The ``outside world'' in this context means, first, the United States, he notes, because America alone possesses the logistical resources to put together a major relief effort on short notice under the arduous conditions existing in most of Africa.

France tried single-handedly to deal with the latest crisis by sending 2,000 soldiers last month to create a safe haven for the fleeing Rwandans. The task ultimately overwhelmed the French forces.

``Only the Americans have the planes, the troops and organizational backup on the scale necessary to conduct that kind of operation,'' Magin says.

This means the United States faces the prospect of being repeatedly drawn in as the wobbly political structures of other African states crack, giving way to genocidal tribal conflicts comparable to the mass killing in Rwanda, according to Stephen Wilcox, a former British diplomat and author of several books on Africa.

Wilcox points out that Zaire, to which hundreds of thousands of Rwandans fled, is itself teetering on the brink of disintegration with much of its army in a state of mutiny. The nightmarish possibility exists of civil war erupting there in the midst of the Rwandan relief effort, he says.

Wilcox counts Zaire as only one of several African countries - including Kenya, Nigeria, Gabon and Sierra Leone - where serious civil strife could break out anytime.

``Savage wars have already ravished Uganda, Mozambique, Angola, Sudan, Liberia, Chad, Ethiopia, Somalia and Rwanda's next-door neighbor, Burundi,'' he says. ``There is scarcely an African state that appears immune to large-scale tribal conflict.''

The British specialist claims that, as in Rwanda, political leaders in much of Africa are deliberately stoking tribal enmities among their people to deflect popular discontent at failed economic policies and governmental corruption.

``Nowhere in sub-Saharan Africa is economic growth currently sufficient to prevent poverty from getting worse,'' he says. ``Whatever help is received from the outside, the likelihood is that 10 years from now, the situation in most of Black Africa will be even more critical than it is now.''(STORY CAN END HERE - OPTIONAL MATERIAL FOLLOWS)

International loans from the World Bank and other agencies have made little difference.
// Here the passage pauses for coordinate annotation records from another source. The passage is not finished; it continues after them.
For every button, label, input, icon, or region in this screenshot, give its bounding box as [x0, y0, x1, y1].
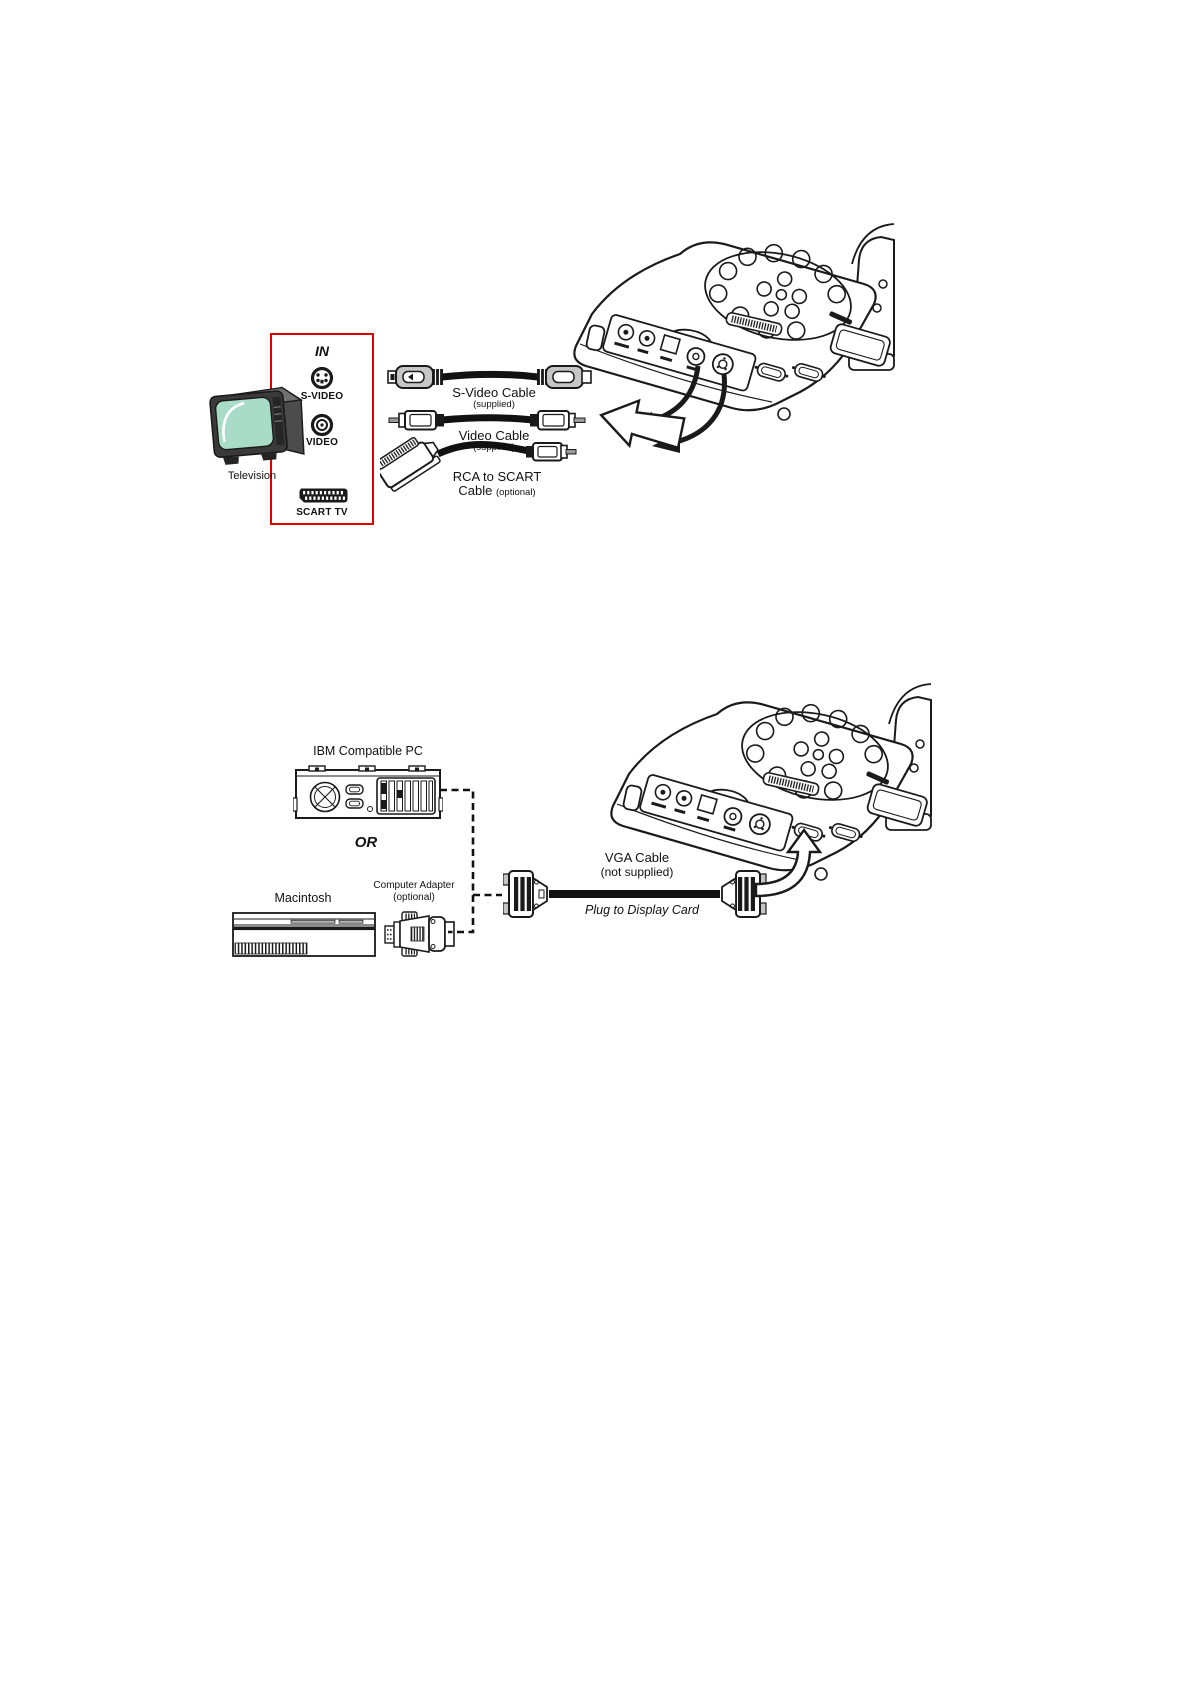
- s-video-connector-icon: [310, 366, 334, 390]
- adapter-label: Computer Adapter: [373, 880, 455, 891]
- television-illustration: [206, 378, 312, 470]
- television-label: Television: [227, 470, 277, 482]
- vga-port-arrow: [752, 826, 832, 904]
- s-video-cable-label: S-Video Cable: [452, 385, 536, 400]
- panel-title: IN: [315, 343, 329, 359]
- scart-cable-label-line1: RCA to SCART: [452, 469, 542, 484]
- document-camera-top-illustration: [548, 220, 896, 464]
- or-label: OR: [354, 834, 378, 851]
- dashed-connection-lines: [435, 782, 515, 942]
- scart-connector-icon: [295, 487, 349, 505]
- video-cable-label: Video Cable: [458, 428, 530, 443]
- adapter-note: (optional): [393, 891, 435, 903]
- ibm-pc-illustration: [293, 760, 443, 822]
- vga-cable-label: VGA Cable: [604, 850, 670, 865]
- scart-cable-note: (optional): [495, 487, 536, 498]
- plug-instruction-label: Plug to Display Card: [585, 903, 699, 917]
- scart-cable-label-line2: [422, 484, 572, 499]
- s-video-cable-note: (supplied): [473, 399, 515, 410]
- macintosh-label: Macintosh: [274, 891, 332, 905]
- video-cable-note: (supplied): [473, 442, 515, 453]
- scart-cable-word: Cable: [458, 483, 493, 498]
- vga-cable-note: (not supplied): [600, 865, 674, 879]
- ibm-pc-label: IBM Compatible PC: [313, 744, 423, 758]
- video-port-label: VIDEO: [305, 437, 339, 448]
- video-connector-icon: [310, 413, 334, 437]
- macintosh-illustration: [231, 906, 377, 958]
- vga-connector-left: [503, 871, 547, 917]
- scart-port-label: SCART TV: [296, 507, 348, 518]
- video-cable-drawing: [389, 411, 585, 430]
- s-video-port-label: S-VIDEO: [300, 391, 344, 402]
- hollow-arrow-icon: [596, 394, 686, 456]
Large sums have gone into the pockets of corrupt officials. Much of the remainder has been squandered on poorly conceived economic schemes.
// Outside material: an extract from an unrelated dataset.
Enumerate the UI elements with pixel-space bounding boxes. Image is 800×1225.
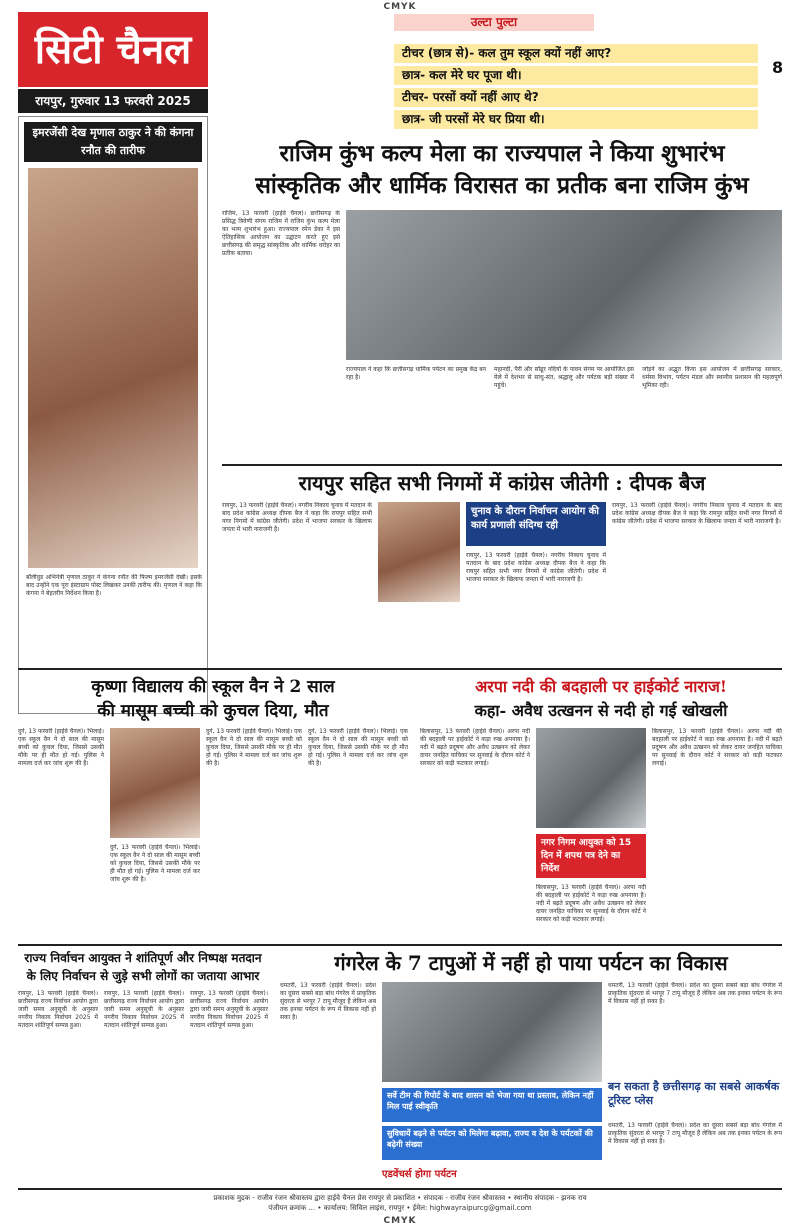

But even Nigeria, the one African state to share in the global boom of the 1970s and '80s because of its oil, has fared little better.

Wilcox estimates that Nigeria's rulers wasted more than $100 billion in oil revenues during that period. Now Nigeria, Africa's most populous country with 90 million people, is more heavily in debt than it was before the oil money began rolling in.